この富士スバルラインに路面電車を敷設する富士山登山鉄道構想があるが、是非をめぐって議論が続く。実現するとしても、だいぶ先のことになりそうだ。
駅前で信玄公がお出迎え
大月駅に戻り、中央本線の旅を続けよう。
中央本線は、山梨県に入るとまずは西に向かって一直線。しばらくは渓谷沿いを走り、勝沼ぶどう郷駅から甲府盆地に入る。勝沼ぶどう郷駅付近は標高約480m。そこから甲州市や山梨市のブドウ畑を車窓に見ながらじわじわと下ってゆき、標高約280mの県都・甲府市のターミナル、甲府駅にやってくる。
甲府駅は駅前広場で武田信玄公の像が出迎えてくれる。さすが信玄公の町、甲府である。駅のすぐ脇には甲府城もあるが、こちらは江戸時代になって築かれたお城で信玄公とは無関係。信玄公のお館は、甲府駅の北にまっすぐ行った先、いまは武田神社になっている躑躅ヶ崎館だ。
甲府駅前にでーんと構える信玄公。奥に見えるCELEOは甲府駅の駅ビルだ(撮影:鼠入昌史)
そして、甲府駅からは身延線というJR東海のローカル線も走っている。富士山の西麓を富士川に沿って南北に走る路線で、富士駅までを結んでいる。

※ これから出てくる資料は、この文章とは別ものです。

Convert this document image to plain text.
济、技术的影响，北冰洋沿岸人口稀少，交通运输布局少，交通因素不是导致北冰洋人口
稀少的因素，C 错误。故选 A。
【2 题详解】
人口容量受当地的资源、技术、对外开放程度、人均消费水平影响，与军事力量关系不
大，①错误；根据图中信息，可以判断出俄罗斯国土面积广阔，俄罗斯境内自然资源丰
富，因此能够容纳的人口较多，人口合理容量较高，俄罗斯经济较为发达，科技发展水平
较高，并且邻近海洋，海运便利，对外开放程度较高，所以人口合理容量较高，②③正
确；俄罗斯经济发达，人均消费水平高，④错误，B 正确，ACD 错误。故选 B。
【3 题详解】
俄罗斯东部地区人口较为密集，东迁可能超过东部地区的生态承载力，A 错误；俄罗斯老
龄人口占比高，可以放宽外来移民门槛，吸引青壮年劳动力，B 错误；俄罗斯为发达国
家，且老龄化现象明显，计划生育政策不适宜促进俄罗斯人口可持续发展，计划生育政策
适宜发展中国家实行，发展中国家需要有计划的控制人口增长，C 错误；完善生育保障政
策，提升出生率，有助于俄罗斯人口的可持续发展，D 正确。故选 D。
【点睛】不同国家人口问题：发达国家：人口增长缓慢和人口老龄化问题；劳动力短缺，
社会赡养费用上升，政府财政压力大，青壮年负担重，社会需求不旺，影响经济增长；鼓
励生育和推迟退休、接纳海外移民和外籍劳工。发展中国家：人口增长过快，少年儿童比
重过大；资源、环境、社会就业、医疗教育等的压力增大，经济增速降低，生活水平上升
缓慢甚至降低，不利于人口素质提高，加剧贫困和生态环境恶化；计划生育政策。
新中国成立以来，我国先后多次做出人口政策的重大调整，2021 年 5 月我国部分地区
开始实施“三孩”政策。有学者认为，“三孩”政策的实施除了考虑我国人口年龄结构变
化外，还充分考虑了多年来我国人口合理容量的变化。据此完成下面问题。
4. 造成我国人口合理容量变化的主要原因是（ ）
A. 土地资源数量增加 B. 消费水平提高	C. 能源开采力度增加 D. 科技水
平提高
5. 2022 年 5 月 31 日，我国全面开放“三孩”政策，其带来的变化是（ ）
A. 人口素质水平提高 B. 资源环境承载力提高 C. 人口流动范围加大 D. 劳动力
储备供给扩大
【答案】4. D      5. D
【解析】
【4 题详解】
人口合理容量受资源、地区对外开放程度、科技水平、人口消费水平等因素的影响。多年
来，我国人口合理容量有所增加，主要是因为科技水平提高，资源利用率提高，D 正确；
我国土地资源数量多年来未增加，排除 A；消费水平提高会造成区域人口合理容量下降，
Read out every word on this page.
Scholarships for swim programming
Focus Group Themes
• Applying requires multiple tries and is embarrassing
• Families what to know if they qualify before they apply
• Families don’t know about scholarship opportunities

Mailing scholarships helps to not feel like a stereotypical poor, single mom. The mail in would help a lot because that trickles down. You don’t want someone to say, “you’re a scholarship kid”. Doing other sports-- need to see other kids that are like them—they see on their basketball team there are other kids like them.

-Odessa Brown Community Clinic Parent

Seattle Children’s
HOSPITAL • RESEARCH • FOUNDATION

どちらかというと富士駅側の印象が強く、静岡県の路線というイメージもある。が、実は県境は富士駅に近い稲子―十島間。身延線はほとんどの区間で山梨県を走っている。
実はほとんどが山梨県側を走るJR身延線。車窓から富士山が見えるのは写真の静岡県側に集中している(撮影:鼠入昌史)
八ヶ岳をバックに走る高原列車
甲府駅から中央本線の先を急ごう。ここまで東から西へと走ってきた中央本線は、甲府盆地から北西へと進路を変えてゆく。
一部の特急「かいじ」終点になっている竜王駅、武田勝頼の時代に新たな拠点とすべく築かれた新府城跡が近い新府駅などを経て、釜無川沿いを上流へ。標高が900mに迫ってきたところで、山梨県内の“終点”を迎える。その駅は、小淵沢駅だ。駅弁の「丸政」の拠点でもある。
小淵沢駅までやってくると、もう高原リゾートの空気に満ちあふれている。真夏の盛りに訪れても、心なしか東京都心と比べて涼しいような。少なくとも、アスファルトの照り返しよりは木々のざわめきのほうが目立つ町であることは間違いない。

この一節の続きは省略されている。